There has been no attempt to harmonise the rates of taxation. These can vary widely amongst member states. They can also vary widely as between different types of insurance, since some member states charge different rates on different types of insurance.

Differing rates
The legality of charging different rates of insurance premium tax on different types of insurance was considered by the European Court of Justice in the case of Gil Insurances in 2003. There the court noted that because in the UK the rate of insurance premium tax was lower than the rate of VAT, there had been a tendency to restructure transactions which would otherwise have attracted VAT so that they took the form of insurance contracts, attracting instead the lower rate of insurance premium tax.

The reaction of the UK to this loss of VAT revenue was to introduce a new higher rate of insurance premium tax focused on those areas of the insurance market where this problem had arisen. The court upheld the right of the UK to have variable rates of tax on different forms of insurance in such circumstances. In that case also the Advocate General stated ‘Although insurance services are exempt from VAT they are not immune from other indirect taxes. It is open to member states to introduce their own indirect taxes on insurance contracts’.

Group insurance policy
Another recent European Court of Justice (14 June 2001) in the case of Kvaerner Plc dealt with what is probably a common situation, which is where the head office of a group of companies arranges insurance for all of its subsidiaries throughout the EU through a single contract.

Kvaerner Plc was a UK parent company. Amongst its group was a Dutch subsidiary, John Brown BV. Kvaerner took out insurance in the UK which covered inter alia the Dutch subsidiary. The Netherlands sought to tax part of the premium paid by Kvaerner that related to the Dutch company. In that case the court noted the definition in EU law of the place where a risk is situated, which is:

‘- The member state in which the property is situated, where the insurance relates either to buildings or to buildings and their contents, in so far as the contents are covered by the same insurance policy,
- The member state of registration, where the insurance relates to vehicles of any type,
- The member state where the policyholder took out the policy in the case of policies of a duration of four months or less covering travel or holiday risks, whatever the class concerned,
- The member state where the policy holder has his habitual residence or, if the policy holder is a legal person, the member state where the latter’s establishment, to which the contract relates, is situated, in all cases not explicitly covered by the foregoing indents’.
The court concluding said ‘Emphasis is placed on the place where the activity whose risk is covered by the contract is exercised. For that purpose, the legislature had recourse to the criterion of the policyholder’s habitual residence where he is a natural person and to the criterion of the establishment to which the contract relates where the policyholder is a legal person’.

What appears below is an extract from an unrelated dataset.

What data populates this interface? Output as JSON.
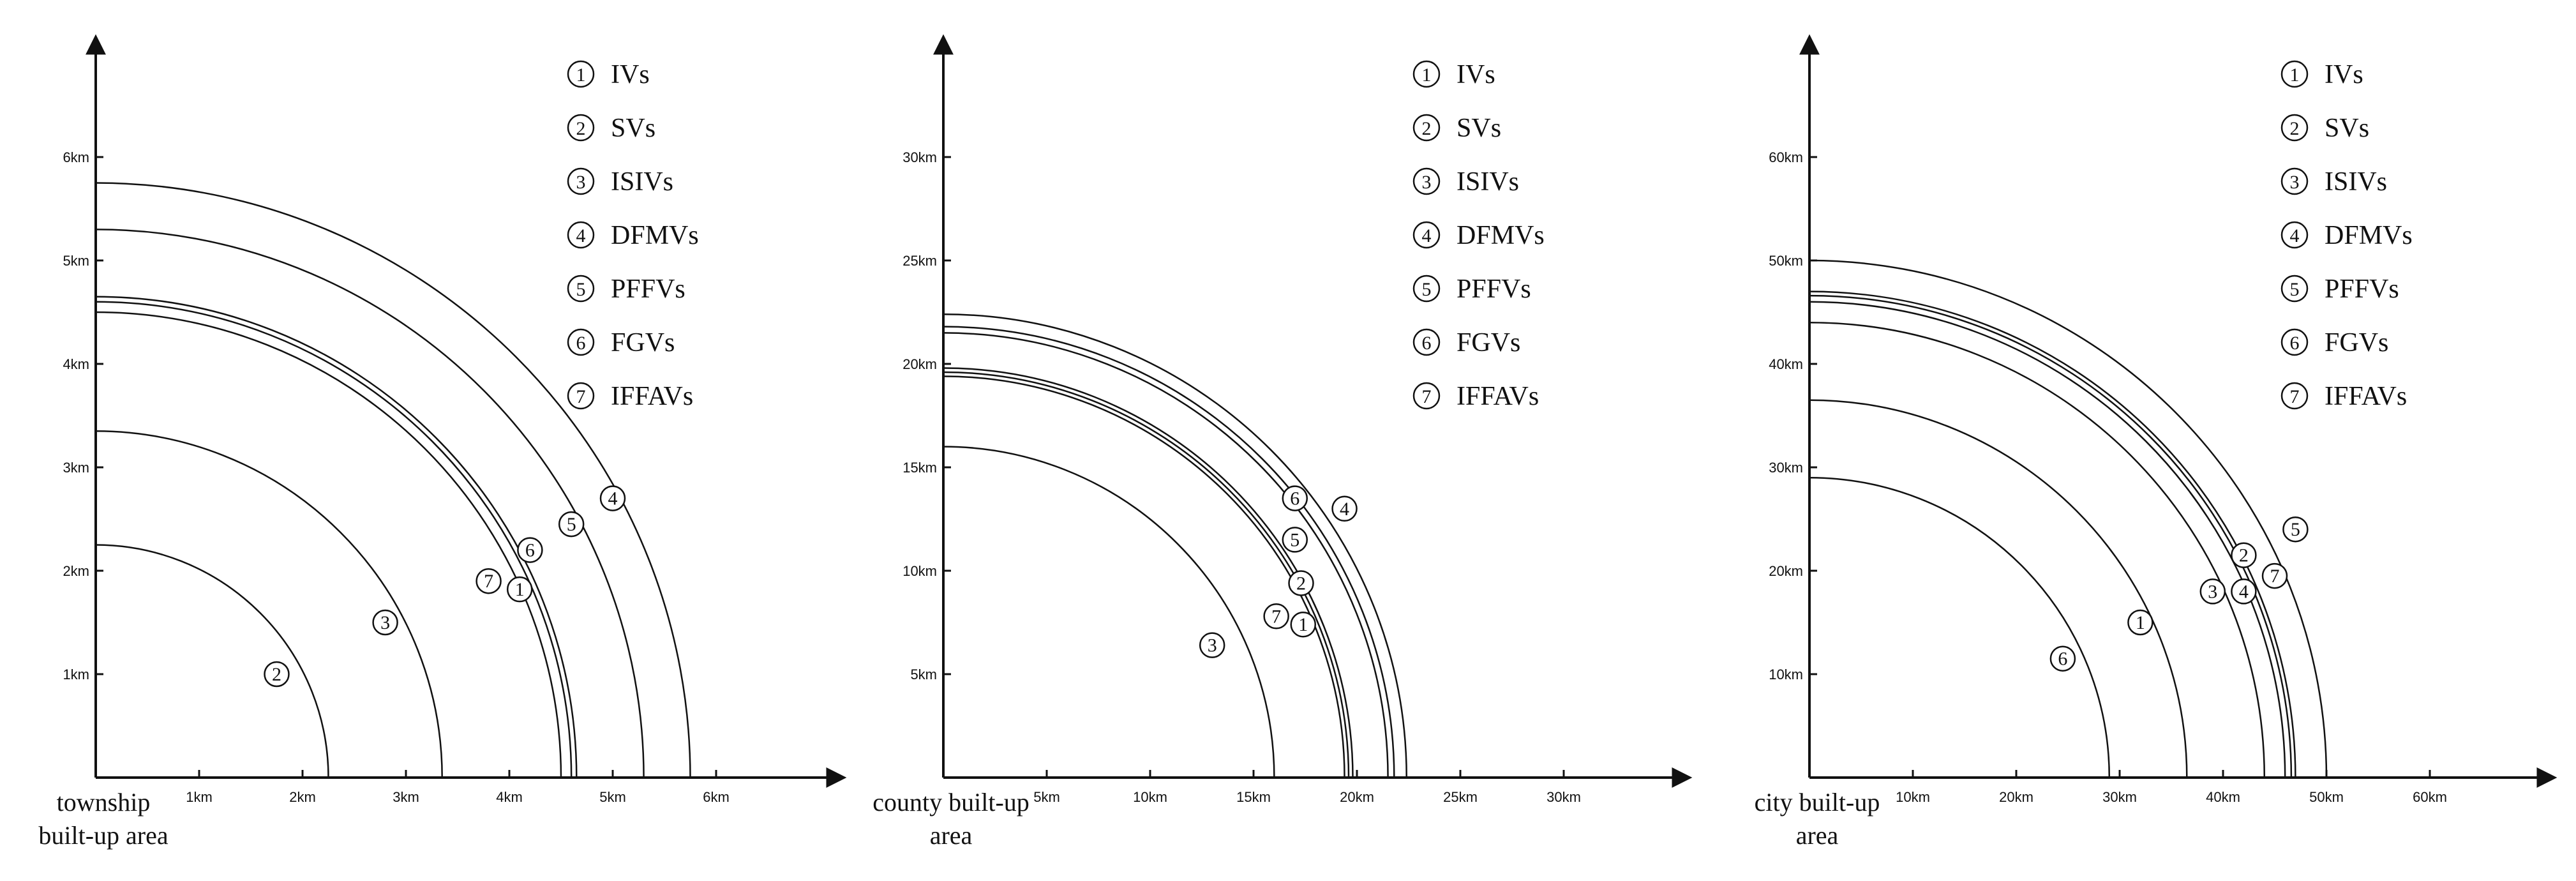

In the Kvaerner case the policyholder was the UK Plc and the issue therefore was whether the Netherlands subsidiary of the Plc could be regarded as an establishment in the Netherlands of the Plc for the purpose of insurance premium tax. The court held that it did and that accordingly the Plc had an establishment in the Netherlands to which the policy related and the Netherlands were entitled to tax the appropriate portion of the premium.
Of course it followed from that that the UK, who had taxed the premium, were not entitled to tax the portion that related to the establishment in the Netherlands.

An important point made by the court was that ‘establishment’ in the context of insurance premium tax has a meaning peculiar to the context of that tax. Concepts that relate to other forms of direct taxation eg permanent establishment, cannot be applied in determining what constitutes an establishment for insurance premium tax purposes.